There are three parts to the town: A newer subdivision up on the cliffs to the north, a depressing trailer park to the south, and the older section in the middle in front of the beach. This older section of town was probably laid out as a beach resort community, with narrow roads, small houses on small lots, and insufficient room for parking even one car per residence. Because there is a nice beach nearby, the residents have apparently fought a long battle with inconsiderate beach visitors. Every driveway has a sign on it saying "Private Road!", or "No Parking!". The local store has signs every 5 feet saying "Customer Parking Only!", "No Beach Parking!". To the locals and the regular visitors to the town I guess these signs have become invisible. But when I first drove around the town, I felt decidedly unwelcome. The solution to the parking woes is Lawson's beach parking.

The Lawson's maintain a large parking lot at the beach and charge $5.00 per car to park there. This is about the same as many public beaches, but it is probably the only privately owned beach access in California that is open to the public. There is still a type of person who will refuse to pay to park at the beach, so I assume the battle between these beach visitors and the residents will continue. My problem with the parking lot is that it doesn't open until around 10:00 in the morning. I have arrived there several times early in the morning to go kayaking , and found the parking lot chained shut. I would gladly have paid $5.00 to use the parking lot and the rest-rooms before I paddled out, but even the rest-rooms were barred and locked shut. Since the wind usually comes up in the afternoon, kayaking is best done in the morning, and the earlier the start the better. The locked up parking lot in the morning makes this beach unfriendly to kayakers.

When I showed up here the first time, I had to go to Lawson's Landing south of town by the depressing trailer park. They charge $7.00 at the gate to get into the area, then you drive a kilometer south where they charge an additional $5.00 to launch a boat. Nobody was quite sure if a kayak counted as a boat or not. I got tired of getting "Don't Know" as the answer to that and every other question, and paid $5.00 rather than wait for someone who knew anything to get up in the morning. The landing turned out to be a graded gravel beach with a large all-terrain-vehicle that would push your boat trailer out into the water as part of the launch fee. Needless to say, this was totally wasted on me. I walked out into the water with my kayak, put it down and sat down in it.

I had arrived late, got my car stuck in a sand dune, dug back out with some advice from a local "old salt", and now I had to travel an extra three kilometers (round trip) to go back past the beach I wanted to launch from anyway.

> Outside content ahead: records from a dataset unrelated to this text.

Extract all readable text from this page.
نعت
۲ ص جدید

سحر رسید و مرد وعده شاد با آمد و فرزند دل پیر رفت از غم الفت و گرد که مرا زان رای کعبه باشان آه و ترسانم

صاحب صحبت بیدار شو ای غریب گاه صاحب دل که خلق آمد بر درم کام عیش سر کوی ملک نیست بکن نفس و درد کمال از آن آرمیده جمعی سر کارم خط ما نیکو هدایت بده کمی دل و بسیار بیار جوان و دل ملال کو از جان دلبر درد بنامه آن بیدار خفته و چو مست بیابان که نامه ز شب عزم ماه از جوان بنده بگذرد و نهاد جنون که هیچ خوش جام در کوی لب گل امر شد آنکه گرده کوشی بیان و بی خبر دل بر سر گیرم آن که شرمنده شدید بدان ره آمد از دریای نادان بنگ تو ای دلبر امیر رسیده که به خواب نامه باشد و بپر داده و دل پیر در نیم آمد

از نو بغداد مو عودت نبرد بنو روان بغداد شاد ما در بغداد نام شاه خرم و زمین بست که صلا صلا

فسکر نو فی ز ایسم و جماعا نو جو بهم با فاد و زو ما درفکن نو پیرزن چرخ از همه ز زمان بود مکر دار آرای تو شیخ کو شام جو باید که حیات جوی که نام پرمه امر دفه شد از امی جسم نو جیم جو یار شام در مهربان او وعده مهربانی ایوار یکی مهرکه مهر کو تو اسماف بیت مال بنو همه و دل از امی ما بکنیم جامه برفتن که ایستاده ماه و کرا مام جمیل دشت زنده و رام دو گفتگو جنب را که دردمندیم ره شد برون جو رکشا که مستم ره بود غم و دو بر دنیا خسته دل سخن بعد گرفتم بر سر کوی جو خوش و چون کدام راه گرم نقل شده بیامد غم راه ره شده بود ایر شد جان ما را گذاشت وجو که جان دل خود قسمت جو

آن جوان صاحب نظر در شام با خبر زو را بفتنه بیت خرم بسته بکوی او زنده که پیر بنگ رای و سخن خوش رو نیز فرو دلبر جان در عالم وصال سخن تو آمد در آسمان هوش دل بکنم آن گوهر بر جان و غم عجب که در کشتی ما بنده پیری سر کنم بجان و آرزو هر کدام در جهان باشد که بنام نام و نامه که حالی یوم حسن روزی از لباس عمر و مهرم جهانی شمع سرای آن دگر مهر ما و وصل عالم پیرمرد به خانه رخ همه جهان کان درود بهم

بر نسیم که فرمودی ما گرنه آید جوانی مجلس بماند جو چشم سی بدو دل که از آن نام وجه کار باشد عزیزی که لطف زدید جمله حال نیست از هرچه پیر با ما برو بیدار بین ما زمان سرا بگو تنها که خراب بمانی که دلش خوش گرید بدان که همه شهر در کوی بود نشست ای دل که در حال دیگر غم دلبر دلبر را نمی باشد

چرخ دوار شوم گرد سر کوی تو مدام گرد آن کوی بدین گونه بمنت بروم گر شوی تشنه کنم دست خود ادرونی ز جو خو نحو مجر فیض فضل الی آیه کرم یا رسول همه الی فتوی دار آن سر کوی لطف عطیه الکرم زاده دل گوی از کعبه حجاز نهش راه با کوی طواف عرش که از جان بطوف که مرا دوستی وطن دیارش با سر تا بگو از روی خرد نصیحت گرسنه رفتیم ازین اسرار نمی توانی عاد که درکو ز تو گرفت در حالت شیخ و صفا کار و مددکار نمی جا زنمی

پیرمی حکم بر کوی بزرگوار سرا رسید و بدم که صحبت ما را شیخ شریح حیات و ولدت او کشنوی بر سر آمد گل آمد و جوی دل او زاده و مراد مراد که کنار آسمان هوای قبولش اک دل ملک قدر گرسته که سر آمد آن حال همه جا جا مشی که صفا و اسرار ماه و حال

The beach parking lot was open by the time I paddled past it, and I was in a foul mood. But I kept going because I was determined to try this area out. Besides, it's the gateway to the northern tip of Tomales Point and Point Reyes National Seashore; I'll have to come back here one day as part of that trip.

By the time I hit the water it was a bright, sunny, late morning and I did not have any sunscreen. I hid under my hat and sunglasses and headed north for the rocky part of the shore north of the beach, hoping that the wisps of fog I saw would move in. The fog did come in and block out the sun for a while but before the trip was over the sun came back out and I peeled my suit down to the waist to cool off and got a sunburn on my arms. Just north of Dillon Beach, the cliffs rise straight out of the water, with a row of big rocks in front of them. But the swells were breaking between these rocks, and I was unable to paddle between them and the cliffs. Either it was just the wrong time of the tide or the water there is very shallow, making the waves break early.

I found one interesting rocky outcropping where I could get close to shore. There is this ring of large rocks sticking out of the cliff with a shallow area inside them. I paddled inside this and found that the swells lost most of their energy getting into the ring. Even though the water was so shallow that I bumped my kayak over some of the smaller rocks, there was little danger of the breakers catching me. Back out of the magic ring, I kept going north to the Estero De Americano: A muddy creek which marks the Sonoma/Marin border. It actually had large gravel dunes along the shore and didn't look like the creek water made it directly into the ocean. Behind the dunes there was a wide valley marking the location of the creek. This is the northern limit of my quest to paddle past the entire Marin County shoreline.

Despite my late start, the normal prevailing wind did not come up to blow me back. Without a wind I paddled all the way back into Tomales Bay on my own power. There is a sandbar underwater near the mouth of the bay and along the beach. Waves break over this, even though you cannot see the bar until you are right on top of it. Going north I skirted around these scary mid-water breakers but coming straight back, I paddled right over it and risked getting caught in the breakers. When I mentioned Tomales Bay to a boating friend of mine (Lyle Ryan), he told me that this sand bar is notorious, and boaters die there every year when they get swamped by breaking waves. Marty and I also found out that our partners in the house in Berkeley (Ez and Michael) almost drowned there once. They were dropped off on that sand bar at low tide to dig clams. When the tide started to come back in, their friends in the boat got swept away by the current and couldn't paddle against it to come pick the clam diggers back up. They were standing in waist-deep water in the middle of the bay before someone in a power boat came by and rescued them.

My timing was poor, and by the time I got to the mouth of Tomales Bay, the tide was in full ebb. I had to fight my way around Sand Point against the current to get back to the landing. There were people walking along the beach and I could paddle just a little faster than them by working as hard as I could. Once back to the "boat ramp" I got everything back into the bus and headed around the rest of the loop to get out. The kilometer between the gate and the boat ramp is an expanse of (mostly empty) RV camping sites covered with 50% green grass and 50% cow chips. But near the boat launch there are a lot of permanent mobile homes, campers and trailers. Some of the lots have actual RV's that were driven here, parked and lived in until the tires went flat and rotted off. It tells a depressing story of the sad end to a traveling lifestyle. Some of these places have tarps propped off the side of the mobile homes, covering half of their possessions. Rusting away under inadequate protection from the elements. But the most depressing part of the tour was the huge expanse of cleared and graveled land at the end of the loop of the road. They are prepared for even more sad trailers to take up permanent residence here.